А. Л. Субботин

Фрэнсис Бэкон

Я завещаю свое имя и свою память суду милостивых людей, чужим народам и отдаленному будущему.

Фрэнсис Бэкон

ГЛАВНАЯ РЕДАКЦИЯ СОЦИАЛЬНО-ЭКОНОМИЧЕСКОЙ ЛИТЕРАТУРЫ

Субботин Александр Леонидович (1927 года рождения) — доктор философских наук, старший научный сотрудник Института философии АН СССР. Работает в области формальной логики, методологии науки, истории философии. Основная монография: «Традиционная и современная формальная логика» (М., 1969). Составитель, редактор и автор вступительной статьи издания: Ф. Бэкон. Сочинения в двух томах (М., 1971–1972).

Введение

У начала новой европейской философии возвышается колоритная фигура Фрэнсиса Бэкона. На нем пышные одежды в стиле барокко, его мысли отмечены великой культурой Ренессанса, в отдельных его привязанностях сквозит даже что-то от средневековья, но живет в нем душа, устремленная в будущее. Вряд ли кто-либо, кроме немногих специалистов, заинтересуется сейчас его юридическими трактатами, политическими выступлениями или теологическими спекуляциями. Остались вне истории и его многочисленные опусы на конкретные естественнонаучные темы. Однако до сих пор живы в сознании многих его броские афоризмы, максимы его практической философии и слова торжественного гимна в честь всемогущества человеческого знания и экспериментальной науки. По крайней мере три идейных фактора определили формирование и характер новой европейской философии — возрождение античных культурных ценностей, религиозная реформация и развитие естествознания. И воздействие всех их отчетливо прослеживается в воззрениях Бэкона — последнего крупного философа Возрождения и зачинателя философии нового времени.

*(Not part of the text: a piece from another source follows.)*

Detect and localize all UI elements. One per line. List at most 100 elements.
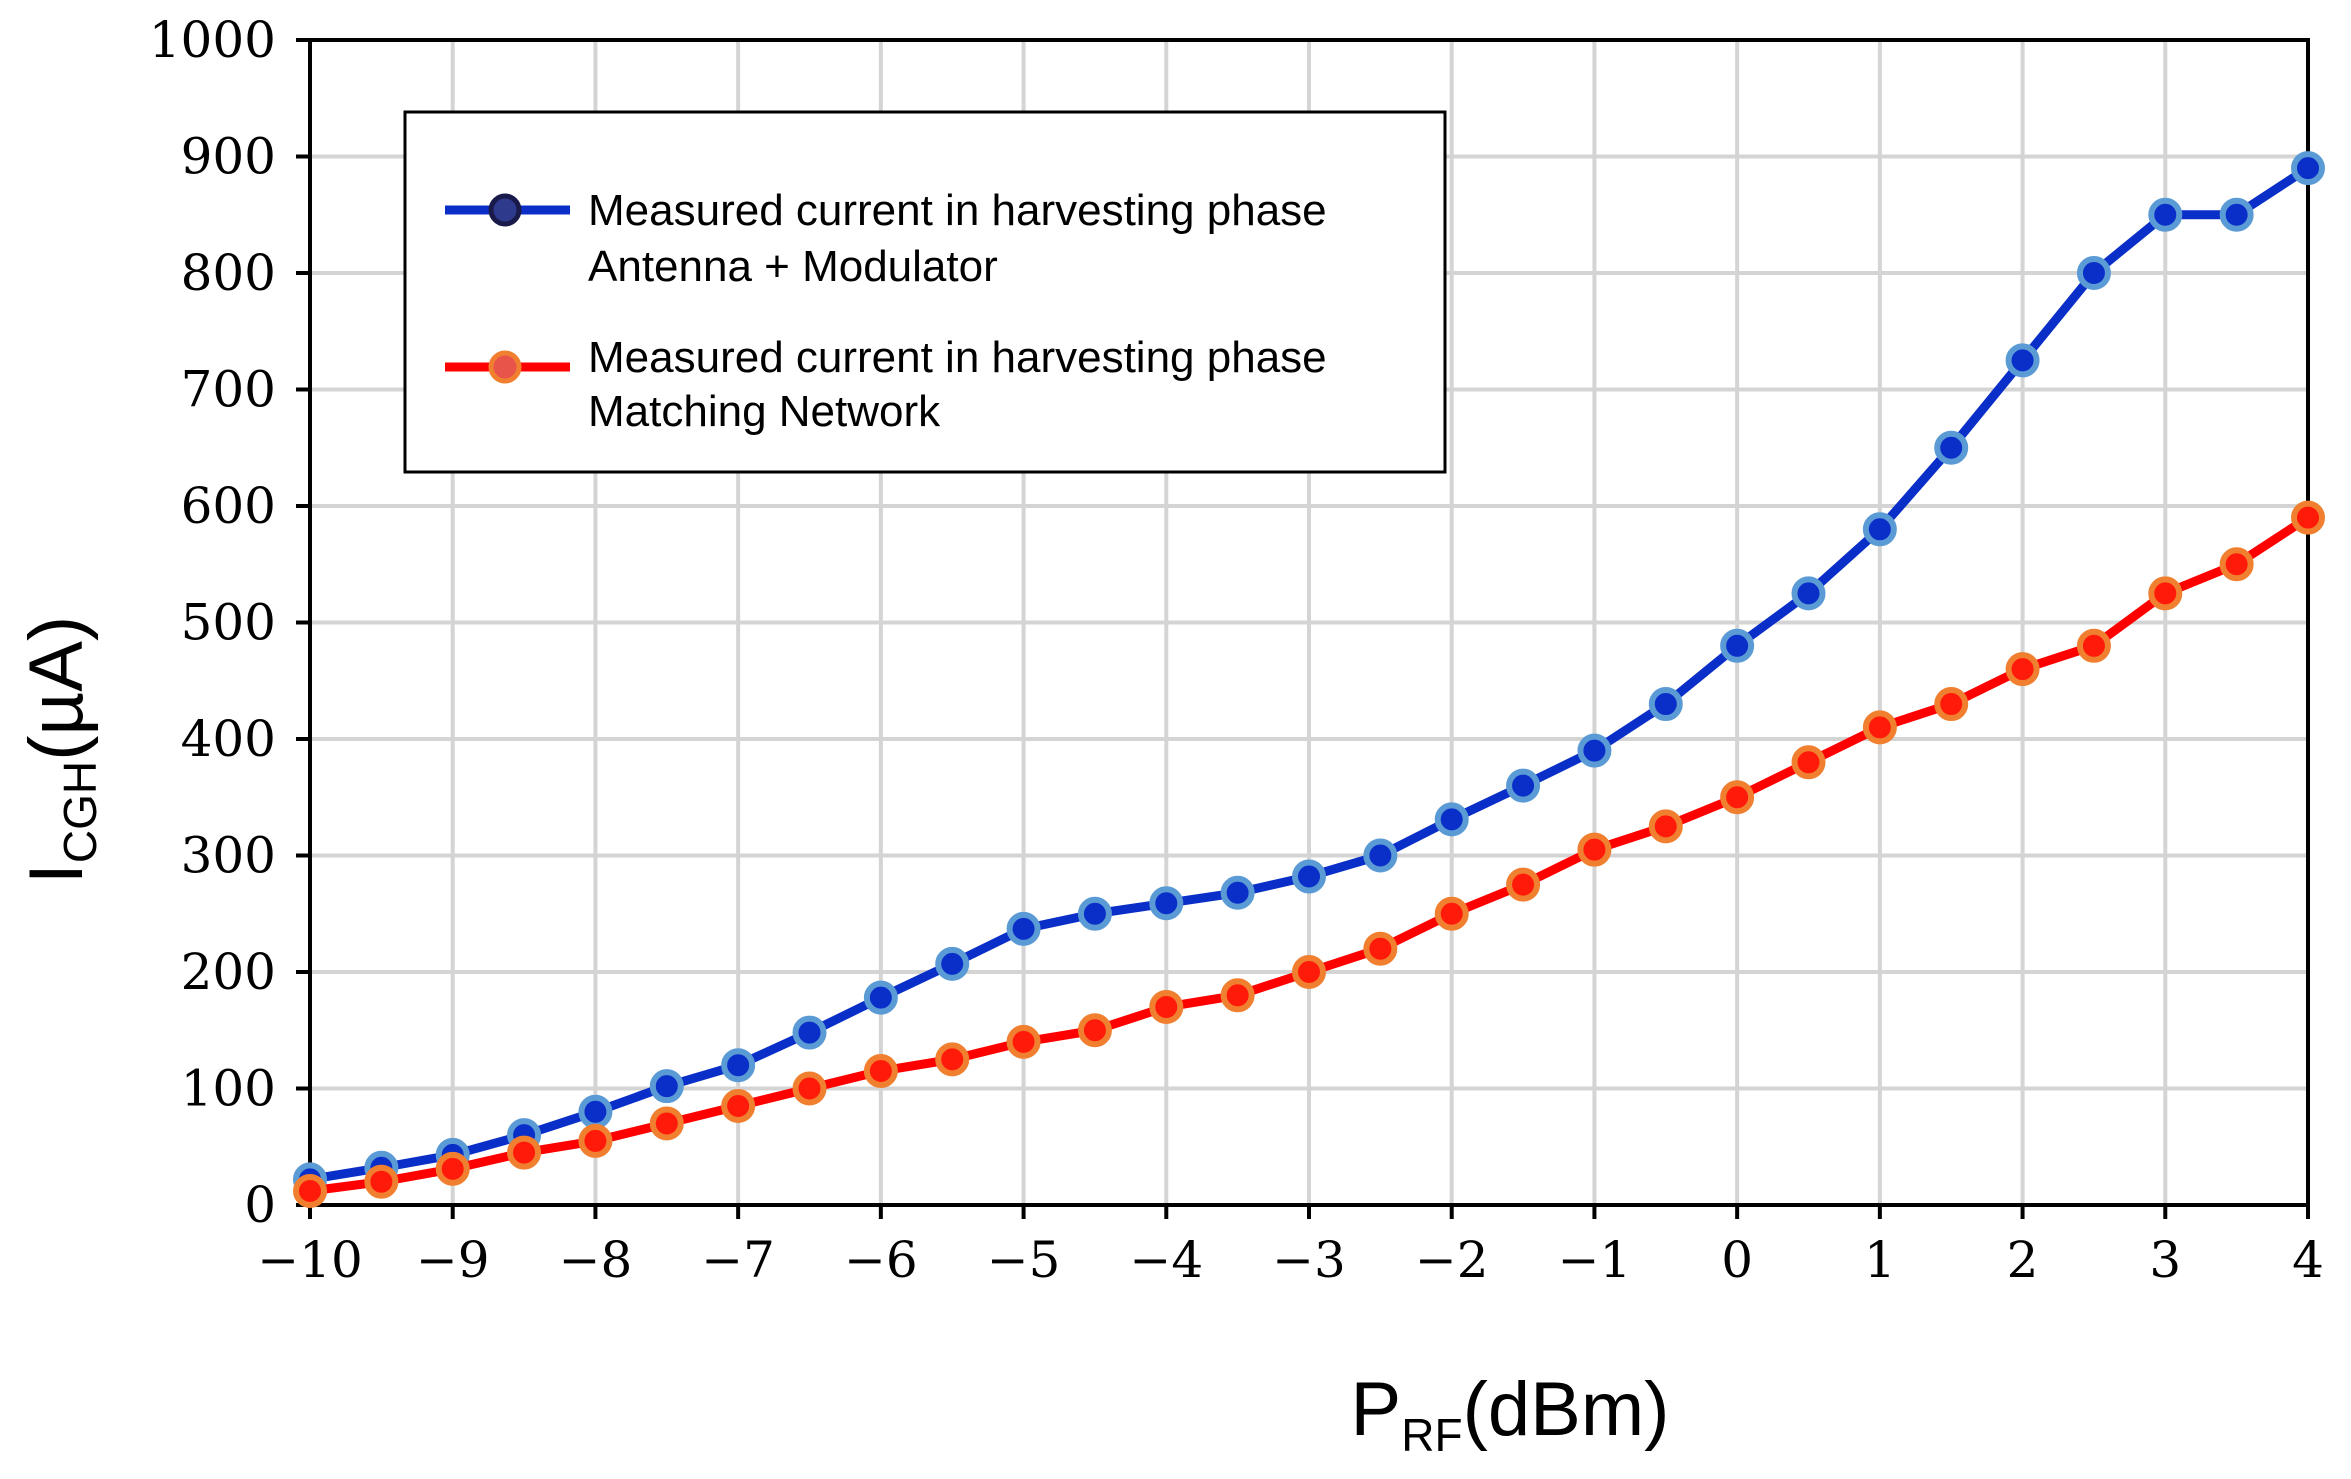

От античной философии новая заимствовала задачу исследования последних оснований бытия, познания и деятельности человека и постижения всей реальности в ее связи с этими основаниями. В эпоху Реформации, когда была подорвана монополия церкви и ее идеологии на духовную жизнь общества и высшей религиозной целью стало внутренне-интимное отношение человека к богу, философия превращается в существенно светскую область свободного знания. Наконец, развитие науки, и прежде всего нового естествознания, побуждает ее постоянно согласовывать свои представления и умозрения с данными и методами, принятыми в точном знании, и в этом смысле делать своей предпосылкой те проблемы и результаты, которые достигнуты наукой ее времени.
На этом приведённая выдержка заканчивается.